There’s nothing wrong with that: it’s consistent with what you’d expect.
The menu
This is often the telltale sign: it’s not that uncommon for a restaurant to claim to have a specialty and then try to do everything and do it badly. Nothing like that here: seafood and nothing but seafood…or almost.
There are, of course, a few meats, as is customary when a guest with little love of seafood has been brought on board by a group of friends.
The meal
I arrive right on time for my reservation. The welcome is decent, but hardly in keeping with the establishment’s supposed standing. I’m quickly ushered to a table, and the waitress who takes care of me looks more like an old Parisian bistro owner whose voice and physique have been worn down by all kinds of excess, not to mention the colloquial attitude that goes with it.
As I settle in, she asks me if I’d like some water, to which I reply in the affirmative.
Another waitress comes by two minutes later and asks me if…I’d like some water.
Three minutes later a third lady comes by, hands me the menu and asks if I’d like…water.
I point out that this is the third time I’ve asked for it, but that in the end it’s not the number of orders taken that counts, but the fact that a bottle ends up on my table. She takes it with a smile.
On the other hand, nobody asked me if I wanted an aperitif…so I won’t be ordering one for fear that it will arrive with the dessert.
I’ll start with the Manta oysters, served with a Cabernet Sauvignon mignonette.
It’s a good thing they’re served with their own wine, because at this stage no one has asked me if I’d like some…
They’re rather small but decent. However, if you’re wondering what differentiates “Manta” oysters from normal oysters, I think it’s the homemade sauce, and I’m a bit puzzled by this one. Very strong on the nose, it’s only moderately perceptible on the palate, with a sweet taste that doesn’t convince me.
Until proven otherwise, nothing has been done better than good old shallot sauce….
It’s time for the main course. It’s the first waitress who brings it to me, and when I speak of familiarity…of course in English we say “you”, but the intonation suggests a French “tutoiement” …and the “darling” is out of place.
Signature” blue crab lasagne, shellfish bisque
Not bad at all. It’s light, and the bisque is just right. I rummage through the dish and find a substantial amount of crab: many properties cheat on this point, but this is not one of them.

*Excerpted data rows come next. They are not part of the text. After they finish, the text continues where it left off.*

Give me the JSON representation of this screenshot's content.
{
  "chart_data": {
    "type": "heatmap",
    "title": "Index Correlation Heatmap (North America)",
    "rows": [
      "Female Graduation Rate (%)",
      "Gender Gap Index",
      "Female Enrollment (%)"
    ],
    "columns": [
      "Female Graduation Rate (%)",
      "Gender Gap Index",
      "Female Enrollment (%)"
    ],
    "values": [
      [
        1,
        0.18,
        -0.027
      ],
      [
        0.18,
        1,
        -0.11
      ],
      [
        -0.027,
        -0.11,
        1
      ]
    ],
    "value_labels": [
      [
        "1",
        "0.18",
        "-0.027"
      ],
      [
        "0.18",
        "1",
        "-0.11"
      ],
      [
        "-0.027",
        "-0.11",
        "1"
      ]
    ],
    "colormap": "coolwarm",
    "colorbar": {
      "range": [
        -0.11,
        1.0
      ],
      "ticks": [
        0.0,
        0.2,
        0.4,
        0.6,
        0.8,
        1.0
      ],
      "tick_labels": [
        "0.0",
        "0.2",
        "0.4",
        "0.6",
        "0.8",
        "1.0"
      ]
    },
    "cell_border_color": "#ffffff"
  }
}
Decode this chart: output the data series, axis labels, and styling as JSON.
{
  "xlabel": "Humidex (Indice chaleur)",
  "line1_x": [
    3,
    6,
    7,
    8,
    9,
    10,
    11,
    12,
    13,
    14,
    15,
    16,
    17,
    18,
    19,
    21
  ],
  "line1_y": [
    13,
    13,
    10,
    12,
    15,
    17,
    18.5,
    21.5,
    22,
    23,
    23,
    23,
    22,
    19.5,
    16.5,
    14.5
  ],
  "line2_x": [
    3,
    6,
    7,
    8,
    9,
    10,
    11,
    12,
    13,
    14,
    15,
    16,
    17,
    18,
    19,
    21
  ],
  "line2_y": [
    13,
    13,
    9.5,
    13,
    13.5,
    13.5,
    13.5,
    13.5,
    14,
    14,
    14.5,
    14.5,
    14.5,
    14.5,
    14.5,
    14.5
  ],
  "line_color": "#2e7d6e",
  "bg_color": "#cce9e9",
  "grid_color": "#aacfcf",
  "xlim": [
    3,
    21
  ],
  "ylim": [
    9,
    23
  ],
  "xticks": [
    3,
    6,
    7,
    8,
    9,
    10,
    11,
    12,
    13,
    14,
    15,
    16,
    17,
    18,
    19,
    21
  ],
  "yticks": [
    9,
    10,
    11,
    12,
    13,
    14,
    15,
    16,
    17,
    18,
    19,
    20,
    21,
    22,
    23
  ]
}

As the oysters are just an amuse bouche, I’ll continue with a Barramundi with crispy skin, asparagus and Grenoble butter, which will be served after a relatively long wait.
The fish is good and the cooking quite successful, but in the end it doesn’t really matter: it’s the taste of the butter, and therefore of the capers, that predominates. Quite unbalanced in the end.
But when I hadn’t finished my plate, a waitress came by and asked if she could clear the table. I don’t think it’s an incentive to leave, but in my case it was an incentive to skip dessert.
In the end, a decent meal, but nothing exceptional either. Nothing on the plate to reproach, but nothing to compliment either.
The service
I’ve already said enough about it so I don’t need to add to it. It’s generally not a good sign when the dinner report talks more about the service than the dishes.
More generally about this restaurant, I had to deal with 5 different people, and when everyone is looking after a table, no one is looking after it. Evidence if needed.
Atmosphere
None except the electro music from the terrace of the restaurant next door.
Bottom Line
Neither good nor bad, service not up to standard and sometimes familiar attitudes. I know that seafood restaurants are generally more expensive, but the 100 euros charged for this dinner (with a glass of wine) seems a bit exaggerated. Good to know, as these practices are common in Australia, I was charged a 10% surcharge because it was Sunday and a 1.5% surcharge for paying by credit card.
I wouldn’t call it a tourist trap, but it’s still a property that abuses its location.